Across the three local authorities where the pilot is running, social workers and school staff expressed their positivity with the pilot and its potential for future beneficial impact, as well as dedication to overcoming the challenges of implementing a new approach. Staff in some schools even expressed an interest in having a dedicated social worker just for their school – further evidence of the acceptance of the pilot.
Michael Sanders, Executive Director of What Works for Children’s Social Care, said:
‘This is our first major project at WW-CSC, and it’s exciting to see results begin to come in – and show so much promise. We’ll be following up early next year to see if the potential impacts are being realised, but for now, the indications are very positive.’

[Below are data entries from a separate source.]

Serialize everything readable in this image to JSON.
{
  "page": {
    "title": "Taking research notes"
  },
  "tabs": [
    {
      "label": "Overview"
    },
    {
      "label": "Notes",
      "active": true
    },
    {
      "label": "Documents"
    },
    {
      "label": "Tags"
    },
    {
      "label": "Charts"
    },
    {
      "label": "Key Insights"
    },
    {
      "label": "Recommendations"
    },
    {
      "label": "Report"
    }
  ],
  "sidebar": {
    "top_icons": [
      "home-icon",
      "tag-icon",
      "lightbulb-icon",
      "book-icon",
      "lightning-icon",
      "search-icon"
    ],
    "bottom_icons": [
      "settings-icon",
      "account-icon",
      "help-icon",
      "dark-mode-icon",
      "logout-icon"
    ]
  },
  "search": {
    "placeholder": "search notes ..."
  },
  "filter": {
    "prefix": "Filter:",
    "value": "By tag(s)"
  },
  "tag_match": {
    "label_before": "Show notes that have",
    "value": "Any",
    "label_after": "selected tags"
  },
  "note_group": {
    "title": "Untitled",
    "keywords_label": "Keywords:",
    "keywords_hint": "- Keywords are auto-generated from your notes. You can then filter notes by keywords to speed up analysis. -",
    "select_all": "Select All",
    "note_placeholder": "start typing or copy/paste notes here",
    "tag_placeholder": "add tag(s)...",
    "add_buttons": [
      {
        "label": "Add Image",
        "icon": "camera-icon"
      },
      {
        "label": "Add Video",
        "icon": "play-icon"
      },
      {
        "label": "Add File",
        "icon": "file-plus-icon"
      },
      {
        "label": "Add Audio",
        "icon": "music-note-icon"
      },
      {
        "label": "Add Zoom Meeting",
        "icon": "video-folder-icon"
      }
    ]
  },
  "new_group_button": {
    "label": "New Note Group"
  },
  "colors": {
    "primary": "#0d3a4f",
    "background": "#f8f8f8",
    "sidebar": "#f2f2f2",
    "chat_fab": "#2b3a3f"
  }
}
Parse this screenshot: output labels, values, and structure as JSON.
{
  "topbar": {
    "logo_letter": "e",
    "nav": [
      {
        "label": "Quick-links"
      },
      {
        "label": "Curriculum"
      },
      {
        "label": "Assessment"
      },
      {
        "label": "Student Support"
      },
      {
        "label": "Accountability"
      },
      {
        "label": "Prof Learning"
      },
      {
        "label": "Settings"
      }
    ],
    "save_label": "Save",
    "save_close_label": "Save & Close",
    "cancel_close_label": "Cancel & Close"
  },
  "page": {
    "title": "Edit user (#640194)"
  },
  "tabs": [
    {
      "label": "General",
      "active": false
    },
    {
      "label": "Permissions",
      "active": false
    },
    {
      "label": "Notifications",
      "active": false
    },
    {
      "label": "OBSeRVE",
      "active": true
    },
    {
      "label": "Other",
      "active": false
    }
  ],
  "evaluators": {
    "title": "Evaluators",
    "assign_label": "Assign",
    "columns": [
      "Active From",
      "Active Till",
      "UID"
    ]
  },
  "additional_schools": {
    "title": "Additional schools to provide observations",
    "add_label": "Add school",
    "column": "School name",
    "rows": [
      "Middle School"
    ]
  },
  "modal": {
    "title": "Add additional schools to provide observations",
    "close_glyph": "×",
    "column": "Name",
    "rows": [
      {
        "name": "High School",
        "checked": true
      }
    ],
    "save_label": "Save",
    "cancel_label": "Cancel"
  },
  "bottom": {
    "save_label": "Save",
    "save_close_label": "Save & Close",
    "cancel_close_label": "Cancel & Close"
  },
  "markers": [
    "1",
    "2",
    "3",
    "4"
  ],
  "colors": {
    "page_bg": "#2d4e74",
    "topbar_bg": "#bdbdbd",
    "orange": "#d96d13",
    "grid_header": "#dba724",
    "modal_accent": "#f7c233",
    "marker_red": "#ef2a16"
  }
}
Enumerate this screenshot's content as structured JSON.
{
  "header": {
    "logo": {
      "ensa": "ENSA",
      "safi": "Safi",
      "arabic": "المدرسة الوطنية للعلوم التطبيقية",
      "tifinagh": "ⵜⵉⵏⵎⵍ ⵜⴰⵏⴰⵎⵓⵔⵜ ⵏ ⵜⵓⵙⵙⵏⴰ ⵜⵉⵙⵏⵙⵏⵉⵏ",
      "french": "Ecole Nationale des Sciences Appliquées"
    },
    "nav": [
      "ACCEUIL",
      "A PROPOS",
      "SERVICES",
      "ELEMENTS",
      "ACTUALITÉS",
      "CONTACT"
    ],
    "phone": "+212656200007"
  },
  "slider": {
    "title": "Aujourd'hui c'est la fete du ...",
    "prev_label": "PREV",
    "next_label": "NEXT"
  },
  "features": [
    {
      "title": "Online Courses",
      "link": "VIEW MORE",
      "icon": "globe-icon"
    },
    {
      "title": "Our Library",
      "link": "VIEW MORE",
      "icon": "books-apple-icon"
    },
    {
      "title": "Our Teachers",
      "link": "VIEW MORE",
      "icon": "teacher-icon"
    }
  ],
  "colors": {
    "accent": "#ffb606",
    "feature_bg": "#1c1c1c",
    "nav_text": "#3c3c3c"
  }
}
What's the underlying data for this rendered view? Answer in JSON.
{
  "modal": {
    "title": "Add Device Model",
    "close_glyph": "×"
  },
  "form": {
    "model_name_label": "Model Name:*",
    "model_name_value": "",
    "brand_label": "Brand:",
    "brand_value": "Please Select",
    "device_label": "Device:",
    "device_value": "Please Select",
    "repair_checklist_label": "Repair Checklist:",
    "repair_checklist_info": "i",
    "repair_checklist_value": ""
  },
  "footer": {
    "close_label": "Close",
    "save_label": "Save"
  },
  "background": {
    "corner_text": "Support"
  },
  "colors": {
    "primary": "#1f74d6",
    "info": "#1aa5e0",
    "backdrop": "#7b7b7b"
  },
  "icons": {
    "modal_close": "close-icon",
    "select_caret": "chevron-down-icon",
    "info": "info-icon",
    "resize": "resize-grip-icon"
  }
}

Chris McLoughlin, Director of Children’s Services, Stockport Metropolitan Borough Council:
‘We are delighted to be working closely with What Works for Children’s Social Care and CASCADE at Cardiff University. This collaboration is making a very positive contribution to our learning and to the overall development of the programme. Although relatively early days, we are already seeing a significant impact in terms of our ability to respond more swiftly and effectively to the needs of our children and families. Locating social workers in schools is showing real benefits in promoting collaboration, building stronger and more productive working relationships and ultimately improving the social care and early help offer within the community. We are very encouraged by the early findings.’